На уже основательно прокуренной лестничной клетке в позе двух дымящих атлантов, подпирающих стены, нас встречают блюзмен Алекс и фолкер Яков. Каждый раз, когда вижу их вместе, всегда удивляюсь тому, как они умудряются находить общий язык. Настолько разную музыку они играют, настолько по-разному выглядят, и даже аудитория их, как мне кажется, совершенно не пересекается.
— Кто же это к нам идет? — спрашивает, расплываясь в улыбке, всклокоченный, весь в феньках и коже Яков.
— Это Сенча к нам бредет, — из-под широкополой шляпы бормочет Алекс.
— Сенча со своей новой девушкой!
Я показываю им кулак, а сам оборачиваюсь на поднимающегося за мной Штерна, чтобы умолять его не обижаться на придурков.
— Подумать только! — раздается у меня над ухом мрачный рокот. — Какие шикарные молодые люди! И так откровенно завидуют любовным победам маленького Сенча!
Яков, изображая досаду, прикусывает язык.
— Впрочем, утешьтесь, мальчики, — продолжает в том же духе Штерн. — Я пока не замужем.
Алекс ржет под шляпой, показывая на Якова пальцем из-под своего черного пончо. Яков с обиженным видом смущенно скукоживается, прижимаясь к стенке и давая нам пройти. И тут я слышу позади себя совсем уже в другом тоне, почти что ласковым шепотом:
— Здравствуй, Яша!
Я оборачиваюсь, чтобы успеть заметить, как они не просто пожимают друг другу руки, а чуть ли не обнимаются.
— Явился, наконец, мерзавец! — Яков хлопает Штерна по плечу.
— От мерзавца слышу, — с улыбкой говорит Штерн, потом протягивает руку Алексу.

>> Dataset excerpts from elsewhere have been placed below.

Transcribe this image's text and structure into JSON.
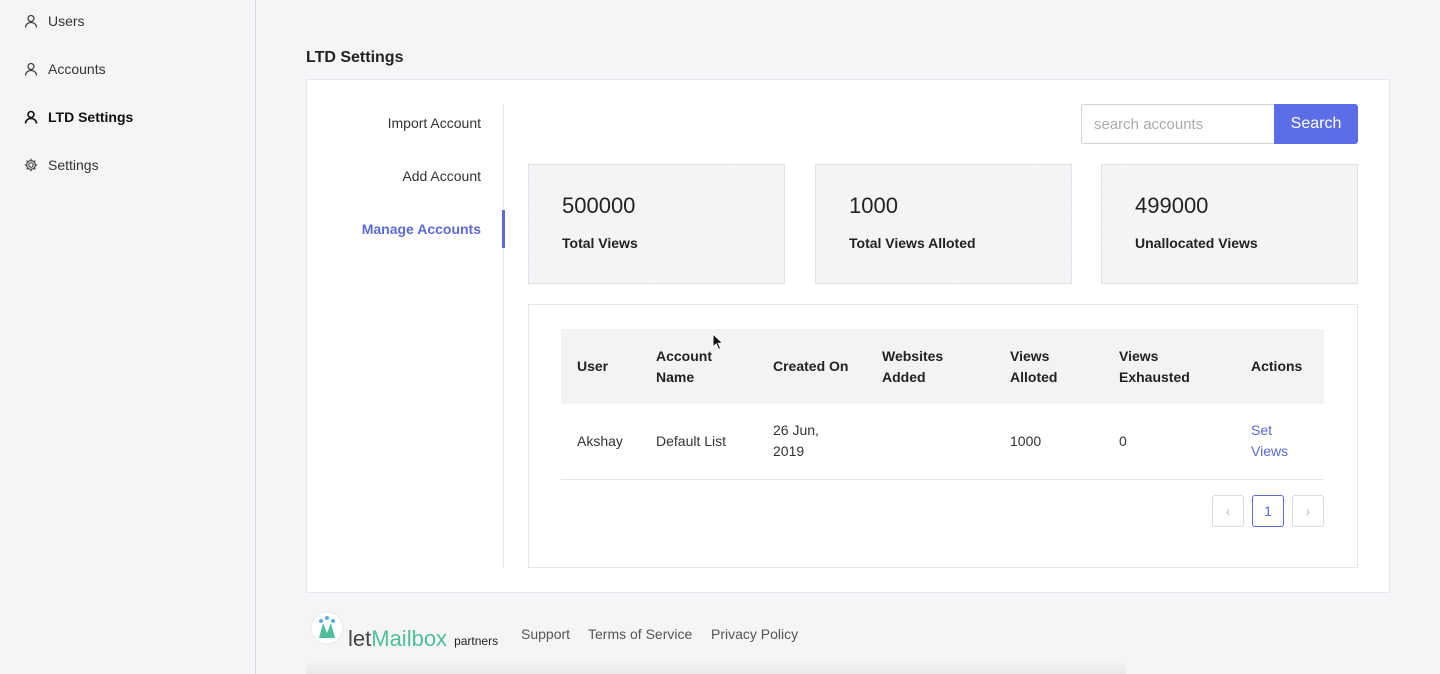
{
  "sidebar": {
    "items": [
      {
        "label": "Users",
        "icon": "user-icon",
        "active": false
      },
      {
        "label": "Accounts",
        "icon": "user-icon",
        "active": false
      },
      {
        "label": "LTD Settings",
        "icon": "user-icon",
        "active": true
      },
      {
        "label": "Settings",
        "icon": "gear-icon",
        "active": false
      }
    ]
  },
  "page": {
    "title": "LTD Settings"
  },
  "subnav": {
    "items": [
      {
        "label": "Import Account"
      },
      {
        "label": "Add Account"
      },
      {
        "label": "Manage Accounts",
        "active": true
      }
    ]
  },
  "search": {
    "placeholder": "search accounts",
    "button_label": "Search"
  },
  "stats": [
    {
      "value": "500000",
      "label": "Total Views"
    },
    {
      "value": "1000",
      "label": "Total Views Alloted"
    },
    {
      "value": "499000",
      "label": "Unallocated Views"
    }
  ],
  "table": {
    "headers": [
      "User",
      "Account Name",
      "Created On",
      "Websites Added",
      "Views Alloted",
      "Views Exhausted",
      "Actions"
    ],
    "rows": [
      {
        "user": "Akshay",
        "account_name": "Default List",
        "created_on": "26 Jun, 2019",
        "websites_added": "",
        "views_alloted": "1000",
        "views_exhausted": "0",
        "action": "Set Views"
      }
    ]
  },
  "pagination": {
    "prev": "‹",
    "current": "1",
    "next": "›"
  },
  "footer": {
    "logo_let": "let",
    "logo_mailbox": "Mailbox",
    "logo_sub": "partners",
    "links": [
      "Support",
      "Terms of Service",
      "Privacy Policy"
    ]
  },
  "colors": {
    "accent": "#5b6ad6",
    "button": "#5b6ee8",
    "brand_green": "#4fbf9b"
  }
}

— Привет! — кивая шляпой, отвечает тот.
Не успеваю я выяснить, в чем дело, как из приоткрытой квартирной двери на площадку вываливается великий Стив, как всегда в окружении юных прекрасных дев — в данном случае в количестве трех штук. Они облепляют его со всех сторон, накручивают на пальцы его длинные космы, что-то там ему щебечут восторженное, а я все думаю, как это он умудряется одновременно обнимать три гибких стана всего одной парой рук. Мне не нравится его музыка, не нравятся его тексты, и я не понимаю, почему у таких мрачных интеллектуалов, как Алекс и Яков, нет такой своры поклонниц, а у Стива с его оптимистично-радужным примитивом их всегда толпы. Я отхожу в сторону от этой беснующейся групповухи и вдруг слышу оттуда восторженный вопль:
— Жорка! Ты что ли?!
— Н-да… — недовольно ворчит мой спутник.
Девушки отлетают в стороны, опадая со стивовых плеч, как осенние листья.